Que saudade! De todas as canções ecoadas por mais um retirante nordestino.
Um retirante, mais que notável, mais que enredado;
Opinião! Sua porta de entrada.
Opinião às vezes torta, de um personagem de uma época de mais valores.
Época de casamento com ideias unilaterais, mas de crias múltiplas...
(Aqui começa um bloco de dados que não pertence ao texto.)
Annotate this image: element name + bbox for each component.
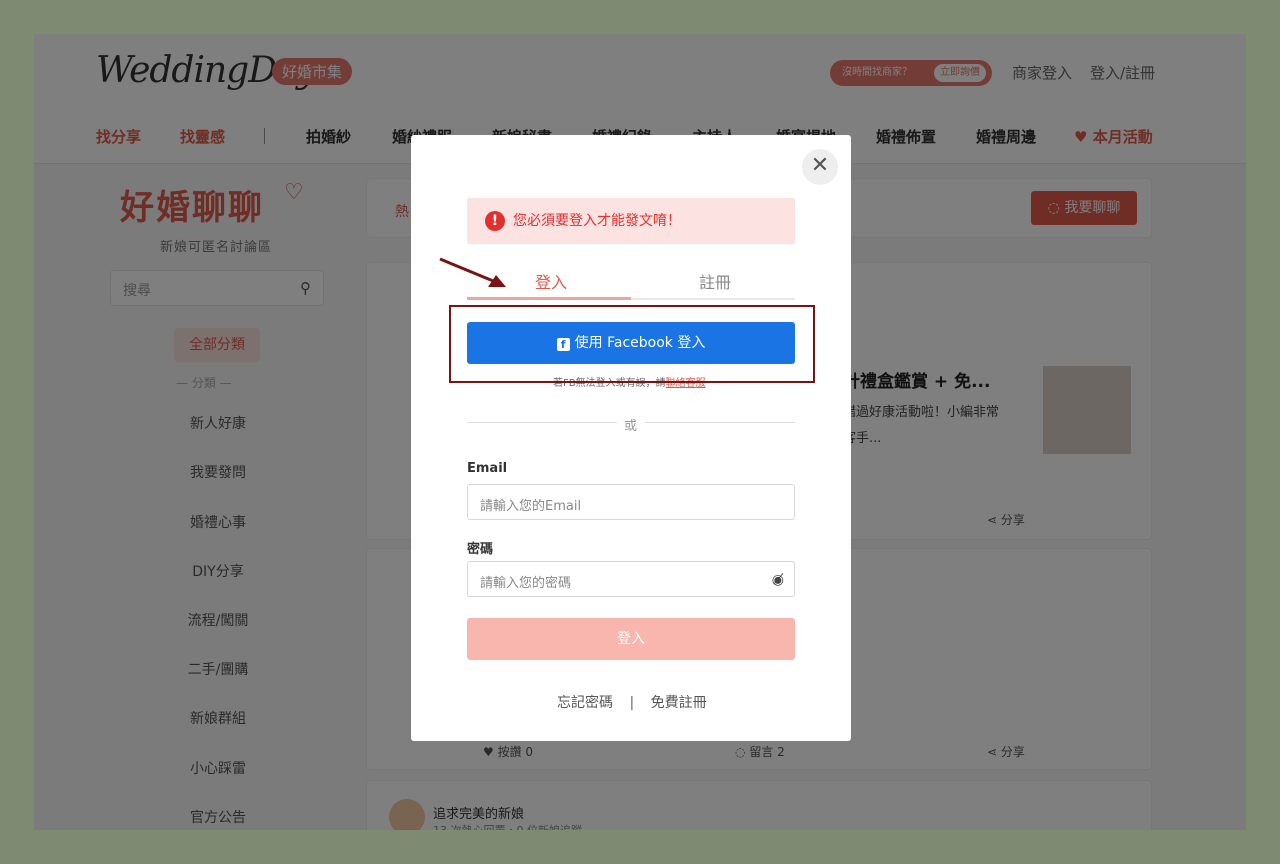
password-placeholder: 請輸入您的密碼 bbox=[480, 576, 572, 591]
alert-text: 您必須要登入才能發文唷！ bbox=[513, 213, 681, 229]
email-field[interactable]: 請輸入您的Email bbox=[467, 484, 795, 520]
forgot-password-link[interactable]: 忘記密碼 bbox=[557, 695, 613, 711]
login-modal: ✕ ! 您必須要登入才能發文唷！ 登入 註冊 f 使用 Facebook 登入 若… bbox=[411, 135, 851, 741]
divider-right bbox=[645, 422, 795, 423]
close-icon[interactable]: ✕ bbox=[802, 149, 838, 185]
footer-separator: | bbox=[629, 695, 635, 711]
free-register-link[interactable]: 免費註冊 bbox=[651, 695, 707, 711]
tab-active-indicator bbox=[467, 297, 631, 300]
login-submit-button[interactable]: 登入 bbox=[467, 618, 795, 660]
login-required-alert: ! 您必須要登入才能發文唷！ bbox=[467, 198, 795, 244]
modal-footer-links: 忘記密碼 | 免費註冊 bbox=[557, 692, 707, 712]
tab-register[interactable]: 註冊 bbox=[699, 269, 731, 293]
or-divider-text: 或 bbox=[624, 419, 638, 434]
divider-left bbox=[467, 422, 617, 423]
password-label: 密碼 bbox=[467, 542, 494, 557]
annotation-highlight-box bbox=[449, 305, 815, 383]
password-field[interactable]: 請輸入您的密碼 ◉̸ bbox=[467, 561, 795, 597]
eye-slash-icon[interactable]: ◉̸ bbox=[772, 572, 784, 588]
tab-login[interactable]: 登入 bbox=[535, 269, 567, 293]
email-label: Email bbox=[467, 461, 508, 476]
exclamation-icon: ! bbox=[485, 211, 505, 231]
email-placeholder: 請輸入您的Email bbox=[480, 499, 582, 514]
annotation-arrow-icon bbox=[439, 257, 506, 287]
Que saudade daquele coração contido, confuso e contestador.
Perdido em alguns copos, mas que se encontrava num olhar saudoso de sua busca. 
Busca não compreendida e acho que transferida para suas crias.
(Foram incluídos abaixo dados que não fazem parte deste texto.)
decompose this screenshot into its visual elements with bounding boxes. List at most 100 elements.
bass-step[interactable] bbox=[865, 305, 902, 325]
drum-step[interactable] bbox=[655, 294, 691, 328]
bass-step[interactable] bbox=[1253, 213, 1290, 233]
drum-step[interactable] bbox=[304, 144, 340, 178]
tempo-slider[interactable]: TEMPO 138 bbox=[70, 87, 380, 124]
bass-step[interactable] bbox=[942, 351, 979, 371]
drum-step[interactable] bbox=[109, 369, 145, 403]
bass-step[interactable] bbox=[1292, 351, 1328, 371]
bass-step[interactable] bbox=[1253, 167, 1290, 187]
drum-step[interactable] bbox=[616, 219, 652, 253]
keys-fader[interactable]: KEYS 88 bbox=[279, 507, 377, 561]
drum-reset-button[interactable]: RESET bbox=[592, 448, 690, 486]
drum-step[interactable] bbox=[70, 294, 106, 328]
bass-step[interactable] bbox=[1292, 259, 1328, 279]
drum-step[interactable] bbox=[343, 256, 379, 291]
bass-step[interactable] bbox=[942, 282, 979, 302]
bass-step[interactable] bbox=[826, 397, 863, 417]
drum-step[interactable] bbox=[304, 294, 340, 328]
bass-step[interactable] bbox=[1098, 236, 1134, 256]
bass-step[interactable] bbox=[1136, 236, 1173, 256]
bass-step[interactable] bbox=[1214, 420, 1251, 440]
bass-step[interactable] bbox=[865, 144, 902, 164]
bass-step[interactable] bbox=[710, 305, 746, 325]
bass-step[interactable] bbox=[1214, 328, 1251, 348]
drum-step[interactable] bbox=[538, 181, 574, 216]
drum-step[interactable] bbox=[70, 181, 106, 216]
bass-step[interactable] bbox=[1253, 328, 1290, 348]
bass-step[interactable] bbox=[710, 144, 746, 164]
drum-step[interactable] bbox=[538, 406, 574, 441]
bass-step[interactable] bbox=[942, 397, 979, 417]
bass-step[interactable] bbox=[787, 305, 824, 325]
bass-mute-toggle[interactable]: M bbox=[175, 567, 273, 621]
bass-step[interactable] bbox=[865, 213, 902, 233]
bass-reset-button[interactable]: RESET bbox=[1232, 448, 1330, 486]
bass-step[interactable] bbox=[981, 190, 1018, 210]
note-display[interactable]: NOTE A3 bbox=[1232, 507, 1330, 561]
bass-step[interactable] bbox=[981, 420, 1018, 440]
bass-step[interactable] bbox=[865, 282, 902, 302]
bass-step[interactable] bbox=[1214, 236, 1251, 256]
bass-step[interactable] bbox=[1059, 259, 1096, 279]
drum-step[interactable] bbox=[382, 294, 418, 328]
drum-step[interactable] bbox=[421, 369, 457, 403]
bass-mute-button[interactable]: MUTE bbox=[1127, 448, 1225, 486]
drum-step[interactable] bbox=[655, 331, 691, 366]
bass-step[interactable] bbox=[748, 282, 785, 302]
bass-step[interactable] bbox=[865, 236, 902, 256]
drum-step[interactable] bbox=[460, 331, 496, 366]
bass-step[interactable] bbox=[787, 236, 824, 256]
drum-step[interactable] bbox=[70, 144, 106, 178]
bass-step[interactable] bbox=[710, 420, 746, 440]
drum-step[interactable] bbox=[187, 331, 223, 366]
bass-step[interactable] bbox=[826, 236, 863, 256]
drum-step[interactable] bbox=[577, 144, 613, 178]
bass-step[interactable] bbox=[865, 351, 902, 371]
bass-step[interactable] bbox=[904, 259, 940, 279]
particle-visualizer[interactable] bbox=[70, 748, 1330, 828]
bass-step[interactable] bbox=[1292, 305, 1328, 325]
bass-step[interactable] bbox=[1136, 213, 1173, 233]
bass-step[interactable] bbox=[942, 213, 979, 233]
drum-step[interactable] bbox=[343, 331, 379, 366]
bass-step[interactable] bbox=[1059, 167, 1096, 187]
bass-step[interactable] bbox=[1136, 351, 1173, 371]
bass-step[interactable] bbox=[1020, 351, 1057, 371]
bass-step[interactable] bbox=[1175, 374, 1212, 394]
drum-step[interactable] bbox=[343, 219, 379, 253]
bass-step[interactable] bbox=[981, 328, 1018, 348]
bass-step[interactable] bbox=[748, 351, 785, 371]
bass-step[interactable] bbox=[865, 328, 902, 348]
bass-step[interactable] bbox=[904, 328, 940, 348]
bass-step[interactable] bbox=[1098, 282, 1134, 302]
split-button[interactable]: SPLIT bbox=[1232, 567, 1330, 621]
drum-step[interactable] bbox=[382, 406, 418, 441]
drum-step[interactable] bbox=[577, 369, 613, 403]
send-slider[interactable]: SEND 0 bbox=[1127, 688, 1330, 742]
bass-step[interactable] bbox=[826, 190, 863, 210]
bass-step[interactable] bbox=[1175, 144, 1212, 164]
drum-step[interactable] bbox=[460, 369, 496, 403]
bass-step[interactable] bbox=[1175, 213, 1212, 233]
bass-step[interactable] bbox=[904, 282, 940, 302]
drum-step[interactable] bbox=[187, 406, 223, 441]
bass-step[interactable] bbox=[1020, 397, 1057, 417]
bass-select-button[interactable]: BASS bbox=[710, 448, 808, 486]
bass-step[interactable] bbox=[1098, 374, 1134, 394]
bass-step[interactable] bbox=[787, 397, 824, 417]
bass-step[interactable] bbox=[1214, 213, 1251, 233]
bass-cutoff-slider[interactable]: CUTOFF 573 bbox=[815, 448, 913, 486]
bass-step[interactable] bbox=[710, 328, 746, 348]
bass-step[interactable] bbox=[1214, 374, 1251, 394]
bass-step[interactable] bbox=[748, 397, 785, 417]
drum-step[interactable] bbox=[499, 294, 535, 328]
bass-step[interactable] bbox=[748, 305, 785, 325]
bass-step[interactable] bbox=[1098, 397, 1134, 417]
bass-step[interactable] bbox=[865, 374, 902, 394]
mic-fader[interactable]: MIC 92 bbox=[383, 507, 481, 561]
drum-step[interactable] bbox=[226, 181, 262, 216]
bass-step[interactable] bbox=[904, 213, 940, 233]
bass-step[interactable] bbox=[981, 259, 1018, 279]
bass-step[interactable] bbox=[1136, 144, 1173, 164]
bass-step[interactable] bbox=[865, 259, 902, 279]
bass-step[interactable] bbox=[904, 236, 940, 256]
“Ser ou não ser, eis a questão!”
Do coração que não me lembro de dar-me colo!
Ou a única que vez que me lembro, de um colo, foi quando:
depois de minha vida tão precoce, quase perdida! Trouxe-me da Av. Paulista, num ônibus até São Miguel Paulista. Singular era o colo.
Que memória é a minha! Tão desfavorável. Demorou pra registrar o seu olhar!
Um olhar orgulhoso da minha união, da minha concepção gemelar...
Olhar que me é tão necessário pra viver...
“Mar e terra, Inverno e Verão, Mostro um sorriso, Mas eu mesmo não. E a saudade no coração.”
Aquiete sua alma!
Sou fruto talvez de sua busca. Sou feliz por todas as canções que ouvi...
Letras de que não me lembro, mas uma voz... Inesquecível.
“E agora José!”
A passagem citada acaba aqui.